Two arguments can explain our low reintubation rate. First, a spontaneous breathing trial (T-piece) can yield a low reintubation rate [29]. Recent studies [30] have shown that almost 76% of ventilated patients can be extubated after a 2-h spontaneous breathing trial. Moreover, we included clinical signs indicating respiratory muscle capacity and load imbalance, such as uncoordinated thoracoabdominal movements and activation of the accessory muscles of respiration as criteria for spontaneous breathing intolerance. The use of these criteria, along with the traditional criteria for monitoring a spontaneous breathing trial [11], made it easier to identify those patients who presented early signs of increased muscle load. In this way, probably, the prevalence of extubation failure was underestimated in favor of the prevalence of weaning failure.

Finally, the low ability of the evaluated tests to discriminate successful weaning and weaning failure can also be explained by the fact that they represent only a static measure, collected at a specific moment, whereas weaning is a dynamic process during which the physiologic variable measured is continuously influenced by the patient’s clinical condition.

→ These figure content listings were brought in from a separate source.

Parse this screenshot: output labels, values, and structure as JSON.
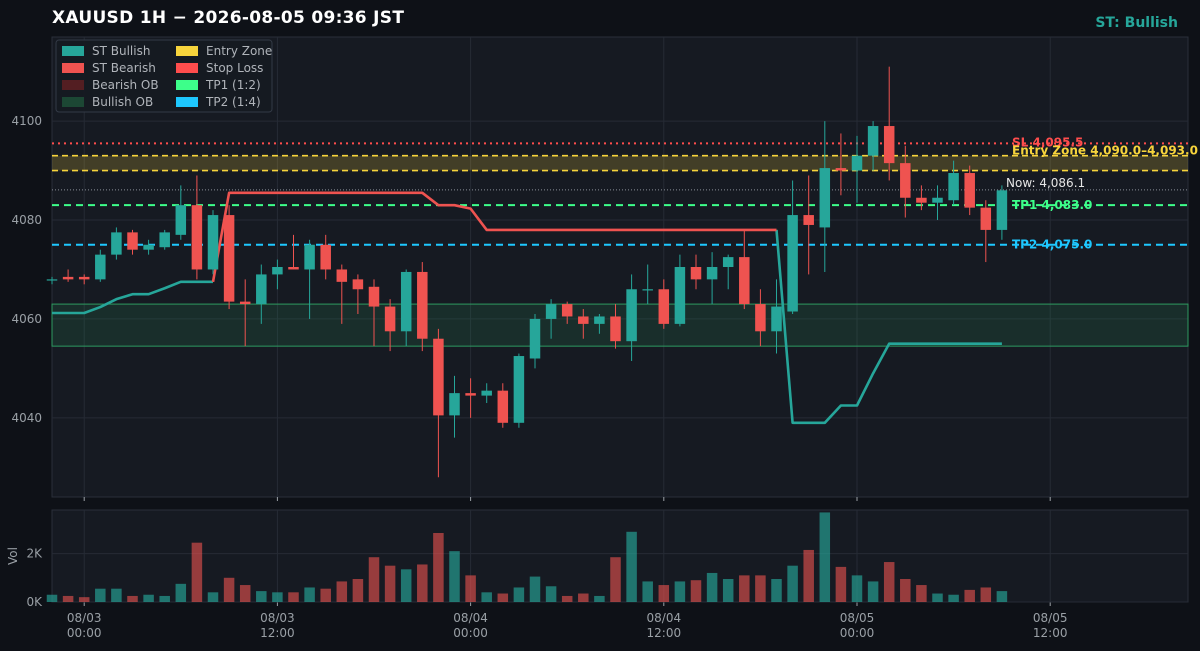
{
  "header": {
    "title": "XAUUSD  1H  −  2026-08-05 09:36 JST",
    "status": "ST: Bullish"
  },
  "colors": {
    "bg": "#0e1117",
    "panel": "#161a22",
    "grid": "#262b35",
    "bull": "#26a69a",
    "bear": "#ef5350",
    "bearish_ob": "#5a1f22",
    "bullish_ob": "#1d4d36",
    "entry": "#f7d43c",
    "sl": "#ff4d4d",
    "tp1": "#3dff8a",
    "tp2": "#1ec8ff"
  },
  "chart_data": {
    "type": "candlestick",
    "instrument": "XAUUSD",
    "timeframe": "1H",
    "ylim": [
      4024,
      4117
    ],
    "y_ticks": [
      4040,
      4060,
      4080,
      4100
    ],
    "vol_ylim": [
      0,
      3800
    ],
    "vol_ticks": [
      0,
      2000
    ],
    "vol_tick_labels": [
      "0K",
      "2K"
    ],
    "vol_label": "Vol",
    "x_ticks": [
      {
        "i": 2,
        "label": [
          "08/03",
          "00:00"
        ]
      },
      {
        "i": 14,
        "label": [
          "08/03",
          "12:00"
        ]
      },
      {
        "i": 26,
        "label": [
          "08/04",
          "00:00"
        ]
      },
      {
        "i": 38,
        "label": [
          "08/04",
          "12:00"
        ]
      },
      {
        "i": 50,
        "label": [
          "08/05",
          "00:00"
        ]
      },
      {
        "i": 62,
        "label": [
          "08/05",
          "12:00"
        ]
      }
    ],
    "candles": [
      {
        "o": 4068.0,
        "h": 4068.5,
        "l": 4067.0,
        "c": 4068.0,
        "v": 300
      },
      {
        "o": 4068.5,
        "h": 4070.0,
        "l": 4067.5,
        "c": 4068.0,
        "v": 250
      },
      {
        "o": 4068.5,
        "h": 4069.0,
        "l": 4067.0,
        "c": 4068.0,
        "v": 200
      },
      {
        "o": 4068.0,
        "h": 4074.0,
        "l": 4067.5,
        "c": 4073.0,
        "v": 550
      },
      {
        "o": 4073.0,
        "h": 4078.5,
        "l": 4072.0,
        "c": 4077.5,
        "v": 550
      },
      {
        "o": 4077.5,
        "h": 4078.0,
        "l": 4073.0,
        "c": 4074.0,
        "v": 250
      },
      {
        "o": 4074.0,
        "h": 4076.0,
        "l": 4073.0,
        "c": 4075.0,
        "v": 300
      },
      {
        "o": 4074.5,
        "h": 4078.0,
        "l": 4074.0,
        "c": 4077.5,
        "v": 250
      },
      {
        "o": 4077.0,
        "h": 4087.0,
        "l": 4076.0,
        "c": 4083.0,
        "v": 750
      },
      {
        "o": 4083.0,
        "h": 4089.0,
        "l": 4068.0,
        "c": 4070.0,
        "v": 2450
      },
      {
        "o": 4070.0,
        "h": 4082.0,
        "l": 4069.0,
        "c": 4081.0,
        "v": 400
      },
      {
        "o": 4081.0,
        "h": 4083.0,
        "l": 4062.0,
        "c": 4063.5,
        "v": 1000
      },
      {
        "o": 4063.5,
        "h": 4068.0,
        "l": 4054.5,
        "c": 4063.0,
        "v": 700
      },
      {
        "o": 4063.0,
        "h": 4071.0,
        "l": 4059.0,
        "c": 4069.0,
        "v": 450
      },
      {
        "o": 4069.0,
        "h": 4072.0,
        "l": 4066.0,
        "c": 4070.5,
        "v": 400
      },
      {
        "o": 4070.5,
        "h": 4077.0,
        "l": 4070.0,
        "c": 4070.0,
        "v": 400
      },
      {
        "o": 4070.0,
        "h": 4076.0,
        "l": 4060.0,
        "c": 4075.0,
        "v": 600
      },
      {
        "o": 4075.0,
        "h": 4077.0,
        "l": 4068.0,
        "c": 4070.0,
        "v": 550
      },
      {
        "o": 4070.0,
        "h": 4071.0,
        "l": 4059.0,
        "c": 4067.5,
        "v": 850
      },
      {
        "o": 4068.0,
        "h": 4069.0,
        "l": 4061.0,
        "c": 4066.0,
        "v": 950
      },
      {
        "o": 4066.5,
        "h": 4068.0,
        "l": 4054.5,
        "c": 4062.5,
        "v": 1850
      },
      {
        "o": 4062.5,
        "h": 4064.0,
        "l": 4053.5,
        "c": 4057.5,
        "v": 1500
      },
      {
        "o": 4057.5,
        "h": 4070.0,
        "l": 4054.5,
        "c": 4069.5,
        "v": 1350
      },
      {
        "o": 4069.5,
        "h": 4071.5,
        "l": 4053.5,
        "c": 4056.0,
        "v": 1550
      },
      {
        "o": 4056.0,
        "h": 4058.0,
        "l": 4028.0,
        "c": 4040.5,
        "v": 2850
      },
      {
        "o": 4040.5,
        "h": 4048.5,
        "l": 4036.0,
        "c": 4045.0,
        "v": 2100
      },
      {
        "o": 4045.0,
        "h": 4048.0,
        "l": 4040.0,
        "c": 4044.5,
        "v": 1100
      },
      {
        "o": 4044.5,
        "h": 4047.0,
        "l": 4043.0,
        "c": 4045.5,
        "v": 400
      },
      {
        "o": 4045.5,
        "h": 4047.0,
        "l": 4038.0,
        "c": 4039.0,
        "v": 350
      },
      {
        "o": 4039.0,
        "h": 4053.0,
        "l": 4038.0,
        "c": 4052.5,
        "v": 600
      },
      {
        "o": 4052.0,
        "h": 4061.0,
        "l": 4050.0,
        "c": 4060.0,
        "v": 1050
      },
      {
        "o": 4060.0,
        "h": 4064.0,
        "l": 4056.0,
        "c": 4063.0,
        "v": 650
      },
      {
        "o": 4063.0,
        "h": 4063.5,
        "l": 4059.0,
        "c": 4060.5,
        "v": 250
      },
      {
        "o": 4060.5,
        "h": 4062.0,
        "l": 4056.0,
        "c": 4059.0,
        "v": 350
      },
      {
        "o": 4059.0,
        "h": 4061.0,
        "l": 4057.0,
        "c": 4060.5,
        "v": 250
      },
      {
        "o": 4060.5,
        "h": 4063.0,
        "l": 4054.0,
        "c": 4055.5,
        "v": 1850
      },
      {
        "o": 4055.5,
        "h": 4069.0,
        "l": 4051.5,
        "c": 4066.0,
        "v": 2900
      },
      {
        "o": 4066.0,
        "h": 4071.0,
        "l": 4063.0,
        "c": 4066.0,
        "v": 850
      },
      {
        "o": 4066.0,
        "h": 4068.0,
        "l": 4058.0,
        "c": 4059.0,
        "v": 700
      },
      {
        "o": 4059.0,
        "h": 4073.0,
        "l": 4058.5,
        "c": 4070.5,
        "v": 850
      },
      {
        "o": 4070.5,
        "h": 4073.0,
        "l": 4066.0,
        "c": 4068.0,
        "v": 900
      },
      {
        "o": 4068.0,
        "h": 4073.5,
        "l": 4063.0,
        "c": 4070.5,
        "v": 1200
      },
      {
        "o": 4070.5,
        "h": 4073.0,
        "l": 4066.0,
        "c": 4072.5,
        "v": 950
      },
      {
        "o": 4072.5,
        "h": 4078.0,
        "l": 4062.0,
        "c": 4063.0,
        "v": 1100
      },
      {
        "o": 4063.0,
        "h": 4066.0,
        "l": 4054.5,
        "c": 4057.5,
        "v": 1100
      },
      {
        "o": 4057.5,
        "h": 4068.0,
        "l": 4053.0,
        "c": 4062.5,
        "v": 950
      },
      {
        "o": 4061.5,
        "h": 4088.0,
        "l": 4061.0,
        "c": 4081.0,
        "v": 1500
      },
      {
        "o": 4081.0,
        "h": 4089.0,
        "l": 4069.0,
        "c": 4079.0,
        "v": 2150
      },
      {
        "o": 4078.5,
        "h": 4100.0,
        "l": 4069.5,
        "c": 4090.5,
        "v": 3700
      },
      {
        "o": 4090.5,
        "h": 4097.5,
        "l": 4085.0,
        "c": 4090.0,
        "v": 1450
      },
      {
        "o": 4090.0,
        "h": 4097.0,
        "l": 4083.5,
        "c": 4093.0,
        "v": 1100
      },
      {
        "o": 4093.0,
        "h": 4100.0,
        "l": 4090.0,
        "c": 4099.0,
        "v": 850
      },
      {
        "o": 4099.0,
        "h": 4111.0,
        "l": 4088.0,
        "c": 4091.5,
        "v": 1650
      },
      {
        "o": 4091.5,
        "h": 4095.0,
        "l": 4080.5,
        "c": 4084.5,
        "v": 950
      },
      {
        "o": 4084.5,
        "h": 4087.0,
        "l": 4082.0,
        "c": 4083.5,
        "v": 700
      },
      {
        "o": 4083.5,
        "h": 4087.0,
        "l": 4080.0,
        "c": 4084.5,
        "v": 350
      },
      {
        "o": 4084.0,
        "h": 4092.0,
        "l": 4083.0,
        "c": 4089.5,
        "v": 300
      },
      {
        "o": 4089.5,
        "h": 4091.0,
        "l": 4081.0,
        "c": 4082.5,
        "v": 500
      },
      {
        "o": 4082.5,
        "h": 4084.0,
        "l": 4071.5,
        "c": 4078.0,
        "v": 600
      },
      {
        "o": 4078.0,
        "h": 4087.0,
        "l": 4076.0,
        "c": 4086.0,
        "v": 450
      }
    ],
    "supertrend": {
      "series_bull_name": "ST Bullish",
      "series_bear_name": "ST Bearish",
      "points": [
        {
          "i": 0,
          "y": 4061.2,
          "dir": "bull"
        },
        {
          "i": 1,
          "y": 4061.2,
          "dir": "bull"
        },
        {
          "i": 2,
          "y": 4061.2,
          "dir": "bull"
        },
        {
          "i": 3,
          "y": 4062.4,
          "dir": "bull"
        },
        {
          "i": 4,
          "y": 4064.0,
          "dir": "bull"
        },
        {
          "i": 5,
          "y": 4065.0,
          "dir": "bull"
        },
        {
          "i": 6,
          "y": 4065.0,
          "dir": "bull"
        },
        {
          "i": 7,
          "y": 4066.2,
          "dir": "bull"
        },
        {
          "i": 8,
          "y": 4067.5,
          "dir": "bull"
        },
        {
          "i": 9,
          "y": 4067.5,
          "dir": "bull"
        },
        {
          "i": 10,
          "y": 4067.5,
          "dir": "bull"
        },
        {
          "i": 10,
          "y": 4067.5,
          "dir": "bear"
        },
        {
          "i": 11,
          "y": 4085.5,
          "dir": "bear"
        },
        {
          "i": 12,
          "y": 4085.5,
          "dir": "bear"
        },
        {
          "i": 13,
          "y": 4085.5,
          "dir": "bear"
        },
        {
          "i": 14,
          "y": 4085.5,
          "dir": "bear"
        },
        {
          "i": 15,
          "y": 4085.5,
          "dir": "bear"
        },
        {
          "i": 16,
          "y": 4085.5,
          "dir": "bear"
        },
        {
          "i": 17,
          "y": 4085.5,
          "dir": "bear"
        },
        {
          "i": 18,
          "y": 4085.5,
          "dir": "bear"
        },
        {
          "i": 19,
          "y": 4085.5,
          "dir": "bear"
        },
        {
          "i": 20,
          "y": 4085.5,
          "dir": "bear"
        },
        {
          "i": 21,
          "y": 4085.5,
          "dir": "bear"
        },
        {
          "i": 22,
          "y": 4085.5,
          "dir": "bear"
        },
        {
          "i": 23,
          "y": 4085.5,
          "dir": "bear"
        },
        {
          "i": 24,
          "y": 4083.0,
          "dir": "bear"
        },
        {
          "i": 25,
          "y": 4083.0,
          "dir": "bear"
        },
        {
          "i": 26,
          "y": 4082.3,
          "dir": "bear"
        },
        {
          "i": 27,
          "y": 4078.0,
          "dir": "bear"
        },
        {
          "i": 28,
          "y": 4078.0,
          "dir": "bear"
        },
        {
          "i": 29,
          "y": 4078.0,
          "dir": "bear"
        },
        {
          "i": 30,
          "y": 4078.0,
          "dir": "bear"
        },
        {
          "i": 31,
          "y": 4078.0,
          "dir": "bear"
        },
        {
          "i": 32,
          "y": 4078.0,
          "dir": "bear"
        },
        {
          "i": 33,
          "y": 4078.0,
          "dir": "bear"
        },
        {
          "i": 34,
          "y": 4078.0,
          "dir": "bear"
        },
        {
          "i": 35,
          "y": 4078.0,
          "dir": "bear"
        },
        {
          "i": 36,
          "y": 4078.0,
          "dir": "bear"
        },
        {
          "i": 37,
          "y": 4078.0,
          "dir": "bear"
        },
        {
          "i": 38,
          "y": 4078.0,
          "dir": "bear"
        },
        {
          "i": 39,
          "y": 4078.0,
          "dir": "bear"
        },
        {
          "i": 40,
          "y": 4078.0,
          "dir": "bear"
        },
        {
          "i": 41,
          "y": 4078.0,
          "dir": "bear"
        },
        {
          "i": 42,
          "y": 4078.0,
          "dir": "bear"
        },
        {
          "i": 43,
          "y": 4078.0,
          "dir": "bear"
        },
        {
          "i": 44,
          "y": 4078.0,
          "dir": "bear"
        },
        {
          "i": 45,
          "y": 4078.0,
          "dir": "bear"
        },
        {
          "i": 45,
          "y": 4078.0,
          "dir": "bull"
        },
        {
          "i": 46,
          "y": 4039.0,
          "dir": "bull"
        },
        {
          "i": 47,
          "y": 4039.0,
          "dir": "bull"
        },
        {
          "i": 48,
          "y": 4039.0,
          "dir": "bull"
        },
        {
          "i": 49,
          "y": 4042.5,
          "dir": "bull"
        },
        {
          "i": 50,
          "y": 4042.5,
          "dir": "bull"
        },
        {
          "i": 51,
          "y": 4049.0,
          "dir": "bull"
        },
        {
          "i": 52,
          "y": 4055.0,
          "dir": "bull"
        },
        {
          "i": 53,
          "y": 4055.0,
          "dir": "bull"
        },
        {
          "i": 54,
          "y": 4055.0,
          "dir": "bull"
        },
        {
          "i": 55,
          "y": 4055.0,
          "dir": "bull"
        },
        {
          "i": 56,
          "y": 4055.0,
          "dir": "bull"
        },
        {
          "i": 57,
          "y": 4055.0,
          "dir": "bull"
        },
        {
          "i": 58,
          "y": 4055.0,
          "dir": "bull"
        },
        {
          "i": 59,
          "y": 4055.0,
          "dir": "bull"
        }
      ]
    },
    "zones": {
      "bullish_ob": {
        "y1": 4054.5,
        "y2": 4063.0,
        "name": "Bullish OB"
      },
      "entry_zone": {
        "y1": 4090.0,
        "y2": 4093.0,
        "name": "Entry Zone",
        "label": "Entry Zone  4,090.0–4,093.0"
      }
    },
    "levels": {
      "sl": {
        "y": 4095.5,
        "label": "SL    4,095.5"
      },
      "tp1": {
        "y": 4083.0,
        "label": "TP1    4,083.0"
      },
      "tp2": {
        "y": 4075.0,
        "label": "TP2    4,075.0"
      },
      "now": {
        "y": 4086.1,
        "label": "Now: 4,086.1"
      }
    },
    "legend": {
      "col1": [
        "ST Bullish",
        "ST Bearish",
        "Bearish OB",
        "Bullish OB"
      ],
      "col2": [
        "Entry Zone",
        "Stop Loss",
        "TP1 (1:2)",
        "TP2 (1:4)"
      ]
    }
  }
}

On account of our results and those from other recent studies [29, 31], we suggest that weaning should be based on clinical evaluation and strict protocols, and that the use of predictive tests can poorly corroborate clinical judgment.

In conclusion, even when the methodological limitation represented by the lack of blinding of the physicians making decisions about the weaning process is avoided, none of the predictors of weaning studied is powerful enough to predict success: the systematic use of these weaning “predictors” is thus of little use clinically.